Sometimes, of course, you know. You can tell just from looking at the (typically scant) promotional material. The paucity of IMDB information. The lack of Rotten Tomatoes ratings. The material that’s available looking suspiciously amateurish. You know you’re not going to a good movie. So you can’t really complain.

Felt like forever.

Gird your loins: This is where you’re spending the rest of your—what?! It’s only 90 minutes?

But, look, the Flower had a date by the beach, and there weren’t a lot of interesting options. The second feature was the more interesting (and ultimately excellent) documentary Saving Brinton. But this was about it as a lead-in.

I think it’s best to look at 2036 as if Ed Wood had directed 2001: A Space Odyssey. If you go in with that attitude, you’ll probably enjoy yourself.

No, you cannot.

And with effects like these, can you PROVE we didn’t fake the Mars landing?

Or if you’re just a Katee Sackhoff fan, I guess, as she pretty much carries the film, such as it is.

The premise is that, her father being killed on a Mars expedition, Katee runs a…a…hell, I’m not sure, but I think it’s an unmanned drone Mars expeditionary service. She decides when drones are going to be sent to Mars or not, or something. And when the movie starts she’s being made subordinate to an AI (voiced by Steven Cree). This decision has been made by her sister (Julie Cox), who is a Senator or something.

Dad was killed shortly after discovering a mysterious monol—er, cube, on Mars which is a mysterious and impenetrable CGI construct, and the source of Katee’s investigations. These investigations are complicated by the increasing (sorta) awareness of the AI—and there’s some sort of counter-effort going on at the same time which ultimately results in the movie’s only set (the room Katee sits in the whole time) being threatened by…some guys…and then breached by…another guy, whom she knows.

Definitely not that.

Pictured: Not a monolith.

It lacks a certain heft to pull off its schtick. Well, heft and clarity. Katee seems to be the sole operator of this business, and possessive enough to resent the intrusion of an AI—resentment that doesn’t seem really justified—and at the same time, well, she doesn’t seem to be very bright. She’s easily duped, placing herself in a very vulnerable condition for no apparent reason.

Even so, this gets worse, and I can’t tell you without “spoiling” the movie.

You don’t care.

I mean, trust me, the movie was spoiled before I got here.

I mean, wow. What a look.

Stop reading here if you don’t want to be SPOILED!

The upshot of Katee’s activities are to heroically kill every living human being other than herself. I kid you not. The climax of the film involves her struggling valiantly to make sure every man, woman and child dies. And when they do die, this is presented as a happy ending, because people are just so rotten.

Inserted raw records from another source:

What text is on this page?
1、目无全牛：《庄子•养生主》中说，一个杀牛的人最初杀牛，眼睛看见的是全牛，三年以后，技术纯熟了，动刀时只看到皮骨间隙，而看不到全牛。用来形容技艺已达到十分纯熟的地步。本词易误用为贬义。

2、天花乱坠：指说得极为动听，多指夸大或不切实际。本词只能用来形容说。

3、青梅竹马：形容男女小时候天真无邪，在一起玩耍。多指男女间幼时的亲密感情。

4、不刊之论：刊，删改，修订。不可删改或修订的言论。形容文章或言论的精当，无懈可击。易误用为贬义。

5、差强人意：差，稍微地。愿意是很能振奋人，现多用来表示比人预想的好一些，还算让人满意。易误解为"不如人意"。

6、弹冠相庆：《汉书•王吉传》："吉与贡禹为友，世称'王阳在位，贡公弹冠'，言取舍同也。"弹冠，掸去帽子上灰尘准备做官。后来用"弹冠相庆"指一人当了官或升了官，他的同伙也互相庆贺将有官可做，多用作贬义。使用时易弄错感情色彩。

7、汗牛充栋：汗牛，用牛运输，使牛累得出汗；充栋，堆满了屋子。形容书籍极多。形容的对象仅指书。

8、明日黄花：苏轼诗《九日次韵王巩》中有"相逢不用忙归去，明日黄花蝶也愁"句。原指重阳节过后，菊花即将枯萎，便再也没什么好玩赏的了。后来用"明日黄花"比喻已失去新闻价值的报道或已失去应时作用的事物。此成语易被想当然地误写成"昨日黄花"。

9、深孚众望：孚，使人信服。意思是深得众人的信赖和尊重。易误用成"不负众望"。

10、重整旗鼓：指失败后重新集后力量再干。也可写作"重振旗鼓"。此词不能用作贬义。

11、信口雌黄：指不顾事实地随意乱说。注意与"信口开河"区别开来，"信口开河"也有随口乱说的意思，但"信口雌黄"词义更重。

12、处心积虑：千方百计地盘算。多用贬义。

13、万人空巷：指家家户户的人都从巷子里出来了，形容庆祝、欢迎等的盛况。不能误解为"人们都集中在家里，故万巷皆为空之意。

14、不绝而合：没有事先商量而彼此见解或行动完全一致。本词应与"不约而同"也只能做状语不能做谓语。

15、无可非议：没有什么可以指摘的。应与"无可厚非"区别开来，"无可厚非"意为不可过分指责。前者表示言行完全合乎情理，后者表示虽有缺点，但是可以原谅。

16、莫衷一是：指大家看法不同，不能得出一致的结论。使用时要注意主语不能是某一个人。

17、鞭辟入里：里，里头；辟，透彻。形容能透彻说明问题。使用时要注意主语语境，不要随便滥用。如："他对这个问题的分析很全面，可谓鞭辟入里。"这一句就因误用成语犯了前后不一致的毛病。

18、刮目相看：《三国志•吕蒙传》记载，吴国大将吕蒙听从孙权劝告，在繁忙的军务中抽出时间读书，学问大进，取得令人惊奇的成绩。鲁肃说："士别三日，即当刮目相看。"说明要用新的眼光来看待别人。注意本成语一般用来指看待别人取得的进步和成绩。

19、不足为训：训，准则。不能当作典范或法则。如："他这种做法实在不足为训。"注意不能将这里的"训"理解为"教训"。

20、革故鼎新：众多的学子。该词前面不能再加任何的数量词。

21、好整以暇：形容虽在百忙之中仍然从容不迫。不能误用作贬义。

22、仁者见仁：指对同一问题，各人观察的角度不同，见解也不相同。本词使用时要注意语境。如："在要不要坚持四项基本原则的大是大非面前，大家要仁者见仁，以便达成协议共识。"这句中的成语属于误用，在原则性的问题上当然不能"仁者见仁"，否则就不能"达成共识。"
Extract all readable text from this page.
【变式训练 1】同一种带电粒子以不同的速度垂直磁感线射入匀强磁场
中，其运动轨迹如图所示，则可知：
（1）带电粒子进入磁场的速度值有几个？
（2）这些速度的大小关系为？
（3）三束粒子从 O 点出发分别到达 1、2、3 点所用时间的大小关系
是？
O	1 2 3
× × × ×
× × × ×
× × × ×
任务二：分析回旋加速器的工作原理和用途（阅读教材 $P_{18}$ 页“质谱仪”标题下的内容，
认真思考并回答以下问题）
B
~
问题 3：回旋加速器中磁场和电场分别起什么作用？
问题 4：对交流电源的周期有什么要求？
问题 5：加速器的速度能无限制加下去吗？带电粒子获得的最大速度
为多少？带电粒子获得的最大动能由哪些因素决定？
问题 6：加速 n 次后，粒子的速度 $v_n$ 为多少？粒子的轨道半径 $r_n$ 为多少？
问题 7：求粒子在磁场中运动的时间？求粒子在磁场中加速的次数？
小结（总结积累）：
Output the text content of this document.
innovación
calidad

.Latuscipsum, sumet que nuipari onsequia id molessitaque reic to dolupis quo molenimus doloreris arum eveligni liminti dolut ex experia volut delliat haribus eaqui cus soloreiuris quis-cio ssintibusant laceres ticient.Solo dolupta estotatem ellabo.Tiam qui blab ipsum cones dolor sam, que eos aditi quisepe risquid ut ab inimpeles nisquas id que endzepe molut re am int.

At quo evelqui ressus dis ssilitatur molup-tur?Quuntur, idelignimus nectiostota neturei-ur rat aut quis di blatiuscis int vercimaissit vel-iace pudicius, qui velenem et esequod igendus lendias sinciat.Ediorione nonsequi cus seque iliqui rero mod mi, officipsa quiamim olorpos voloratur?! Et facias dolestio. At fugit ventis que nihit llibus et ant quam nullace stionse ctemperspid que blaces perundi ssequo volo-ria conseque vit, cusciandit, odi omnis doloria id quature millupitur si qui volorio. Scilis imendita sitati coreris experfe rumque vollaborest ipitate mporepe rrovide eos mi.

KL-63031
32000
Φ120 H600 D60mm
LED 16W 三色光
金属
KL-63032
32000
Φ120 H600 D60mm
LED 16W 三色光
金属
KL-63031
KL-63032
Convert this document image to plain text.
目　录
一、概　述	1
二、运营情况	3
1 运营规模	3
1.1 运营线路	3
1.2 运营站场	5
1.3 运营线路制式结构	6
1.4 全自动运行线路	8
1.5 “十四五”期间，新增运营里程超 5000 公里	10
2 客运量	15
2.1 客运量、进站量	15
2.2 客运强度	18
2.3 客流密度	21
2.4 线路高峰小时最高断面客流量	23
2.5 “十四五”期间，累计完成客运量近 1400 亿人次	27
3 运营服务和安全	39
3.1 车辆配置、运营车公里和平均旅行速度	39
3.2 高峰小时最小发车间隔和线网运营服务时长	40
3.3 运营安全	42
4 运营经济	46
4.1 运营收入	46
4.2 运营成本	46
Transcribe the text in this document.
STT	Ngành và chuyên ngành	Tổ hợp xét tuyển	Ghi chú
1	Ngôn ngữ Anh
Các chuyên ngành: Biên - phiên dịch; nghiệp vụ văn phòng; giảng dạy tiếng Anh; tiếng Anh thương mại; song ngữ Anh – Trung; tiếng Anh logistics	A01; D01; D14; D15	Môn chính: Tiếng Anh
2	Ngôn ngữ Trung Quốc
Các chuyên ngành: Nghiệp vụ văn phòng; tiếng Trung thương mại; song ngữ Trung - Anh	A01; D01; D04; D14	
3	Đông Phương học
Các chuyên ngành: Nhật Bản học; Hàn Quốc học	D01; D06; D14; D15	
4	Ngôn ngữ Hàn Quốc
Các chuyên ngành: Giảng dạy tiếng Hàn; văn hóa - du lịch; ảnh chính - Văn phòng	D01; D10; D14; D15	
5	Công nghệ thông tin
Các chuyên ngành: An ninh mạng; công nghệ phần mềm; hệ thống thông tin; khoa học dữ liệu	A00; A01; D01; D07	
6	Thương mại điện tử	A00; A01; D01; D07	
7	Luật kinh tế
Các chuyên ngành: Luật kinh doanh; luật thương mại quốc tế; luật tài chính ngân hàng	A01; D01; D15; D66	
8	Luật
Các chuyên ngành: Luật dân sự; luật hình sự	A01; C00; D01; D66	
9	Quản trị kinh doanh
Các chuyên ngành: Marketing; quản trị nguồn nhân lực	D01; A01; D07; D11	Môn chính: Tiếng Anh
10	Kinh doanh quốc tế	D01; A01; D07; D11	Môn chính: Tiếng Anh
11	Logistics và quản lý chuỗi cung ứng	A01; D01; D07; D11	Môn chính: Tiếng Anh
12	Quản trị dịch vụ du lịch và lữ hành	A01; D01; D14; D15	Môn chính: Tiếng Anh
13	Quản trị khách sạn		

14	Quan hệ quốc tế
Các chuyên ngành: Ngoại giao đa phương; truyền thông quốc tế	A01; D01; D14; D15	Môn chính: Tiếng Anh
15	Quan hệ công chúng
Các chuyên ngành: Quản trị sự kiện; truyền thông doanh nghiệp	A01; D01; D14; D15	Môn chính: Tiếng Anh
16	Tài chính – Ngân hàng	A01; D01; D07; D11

Only Katee survives, and she goes off in her magic cube to…hang out at some remote corner of the galaxy with some other folks in cubes whom we never see but I guess we can presume they genocided their own people as well. This is actually less explicable than Kubrick’s ending.

No sets, few actors, cheesy CGI, okay music (though there wasn’t that much of it) and fourteen producers. Oh and “references” to 2001 which really didn’t make sense, like the AI lip-reading even though the people were well within earshot. Just kind of weird “throw in this shot from 2001” moments.

Hard to sit through, hard to recommend, unless you have a serious thing for Ms. Sackhoff. (And who am I to judge such things, ya freak?)